Care coordinators and transition consultants collaborate to reduce readmissions

Transition consultants from the Agency on Aging work closely with the hospital's nurse care coordinators to ensure that patients have a successful discharge from YNHH. Transition consultants in the first row are (l-r): Sarah Vernale, Kimberly Leake and Vickie Ogden. Care coordinators in the second row are (l-r): Ruth Clark, RN; Lynn Triebel, RN; Carolyn Gonzales, RN; and Carolyn Gillespie, RN.  Transition consultant Katie Nants  was unavailable for the photo.
Transition consultants from the Agency on Aging work closely with the hospital's nurse care coordinators to ensure that patients have a successful discharge from YNHH. Transition consultants in the first row are (l-r): Sarah Vernale, Kimberly Leake and Vickie Ogden. Care coordinators in the second row are (l-r): Ruth Clark, RN; Lynn Triebel, RN; Carolyn Gonzales, RN; and Carolyn Gillespie, RN. Transition consultant Katie Nants was unavailable for the photo.

The goal of the Greater New Haven Coalition for Safe Transitions and Readmission Reductions (GNH CoSTARR) is to reduce readmissions of Medicare patients at high risk for hospital readmission. Funded by Medicare, programs around the country like CoSTARR work locally to develop relationships with community agencies that will keep patients safe and healthy so they will not have to be readmitted. The service is provided free to the patient.

At Yale-New Haven, nurse care coordinators work with transition consultants, who are trained social work professionals from the Agency on Aging of South Central Connecticut. Each month, the program targets 300-350 Medicare patients who meet the CoSTARR criteria: patients who have a history of readmissions, take more than three medications, have one of four illnesses and live within a certain distance of the hospital.

"We target these particular patients because they need enhanced support to ensure a successful transition," explains Grace Jenq, MD, medical director, Inpatient Medicine and the CoSTARR Program. "They need help with their meds, they need to be reminded to make an appointment with their primary care physician — or to find a primary care physician — and they may need help getting transportation to that appointment. These are all important elements of a successful post-discharge transition."

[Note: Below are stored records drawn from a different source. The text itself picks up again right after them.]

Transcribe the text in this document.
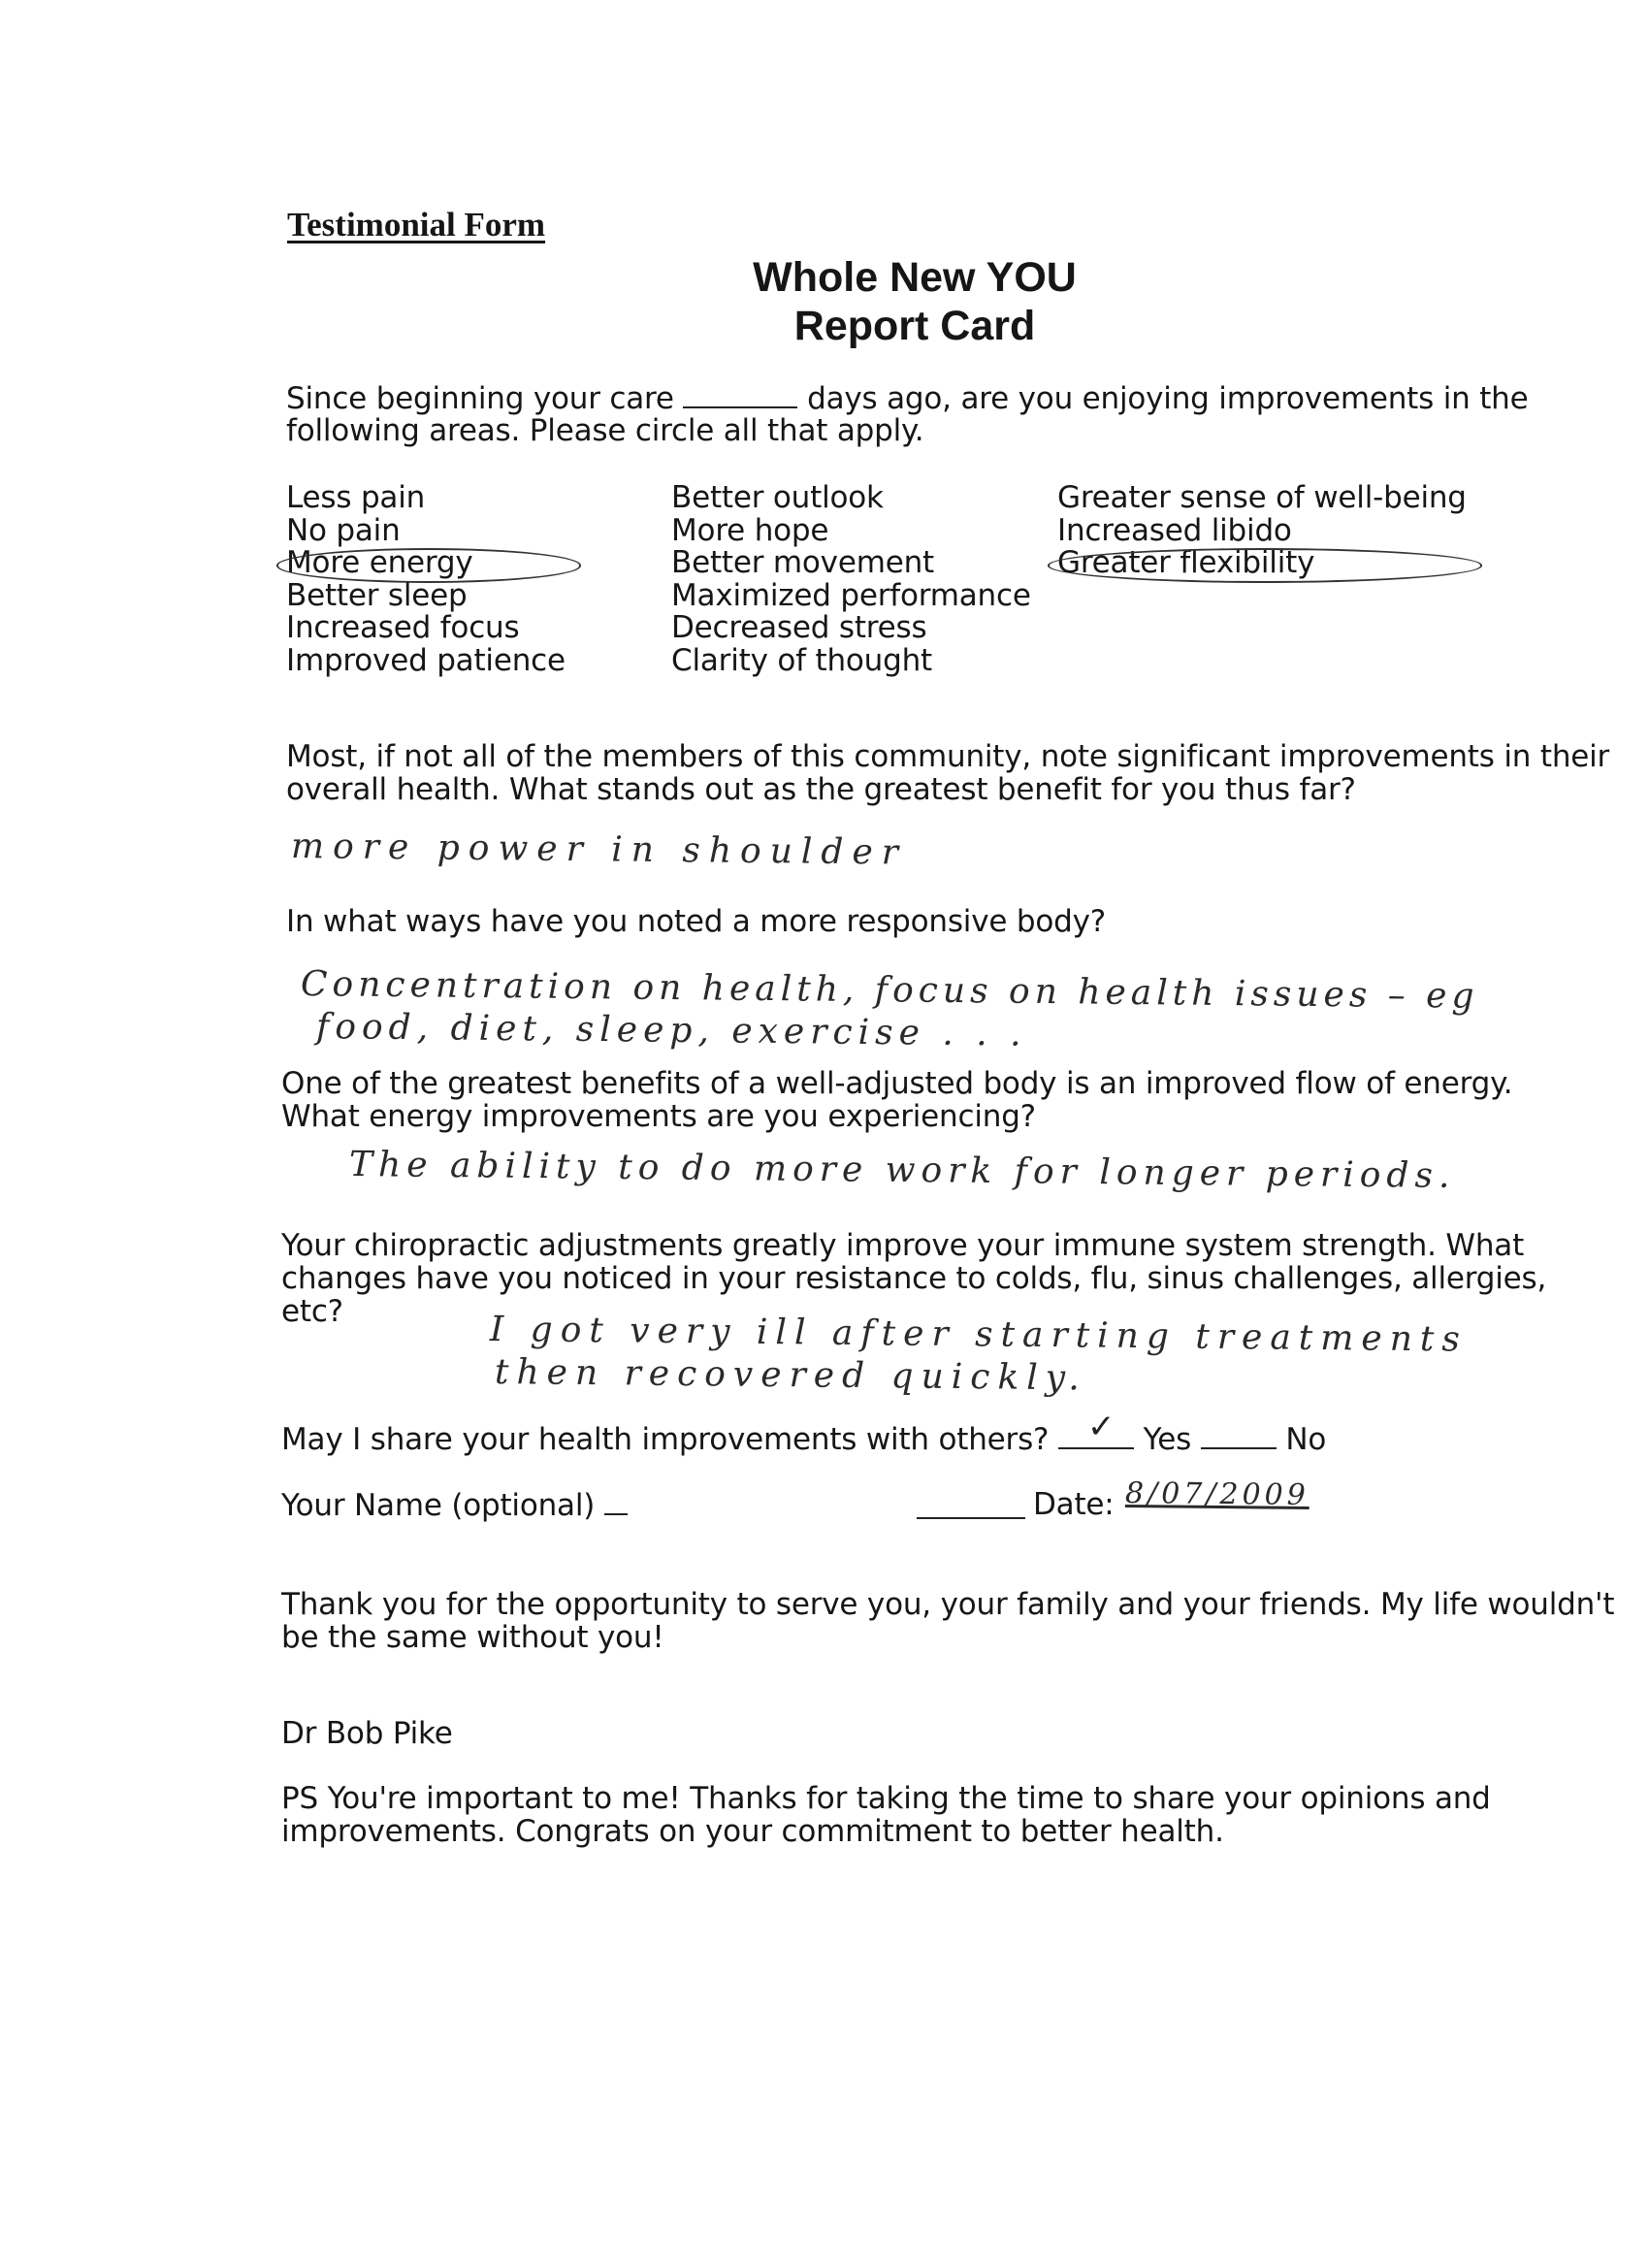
Testimonial Form
Whole New YOU
Report Card
Since beginning your care	days ago, are you enjoying improvements in the
following areas. Please circle all that apply.
Less pain
No pain
More energy
Better sleep
Increased focus
Improved patience
Better outlook
More hope
Better movement
Maximized performance
Decreased stress
Clarity of thought
Greater sense of well-being
Increased libido
Greater flexibility
Most, if not all of the members of this community, note significant improvements in their
overall health. What stands out as the greatest benefit for you thus far?
more power in shoulder
In what ways have you noted a more responsive body?
Concentration on health, focus on health issues – eg
food, diet, sleep, exercise . . .
One of the greatest benefits of a well-adjusted body is an improved flow of energy.
What energy improvements are you experiencing?
The ability to do more work for longer periods.
Your chiropractic adjustments greatly improve your immune system strength. What
changes have you noticed in your resistance to colds, flu, sinus challenges, allergies,
etc?	I got very ill after starting treatments
then recovered quickly.
May I share your health improvements with others? ✓ Yes	No
Your Name (optional)	Date: 8/07/2009
Thank you for the opportunity to serve you, your family and your friends. My life wouldn't
be the same without you!
Dr Bob Pike
PS You're important to me! Thanks for taking the time to share your opinions and
improvements. Congrats on your commitment to better health.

Transition consultants meet with the patient prior to discharge and, for the next month, will help whether the patient is at home, in a nursing home or a rehabilitation center. If necessary, the transition consultant will even make a home visit to ensure that the patient is doing well.

"The transition consultants are an important part of our efforts to make sure that the patient has a safe and successful discharge from the hospital," says Dr. Jenq. She notes that the patient's first 72 hours to seven days after discharge determine how successful the patient will be. If the patient's first week is a success, it is likely that they will not need to be readmitted.

In its first year of the CoSTARR trial, YNHH sees improvement in readmission rates on both campuses. Readmissions are down 5 percent among CoSTARR patients and the goal is to decrease readmissions to 20 percent for all patients.

"Being discharged is a complex process and can feel very much like a maze to patients who do not have support at home," said Dr. Jenq. "The care plan helps you navigate the maze perfectly but if you don't execute the care plan just right, you may have to come back here. Our work — hopefully — will help patients avoid that."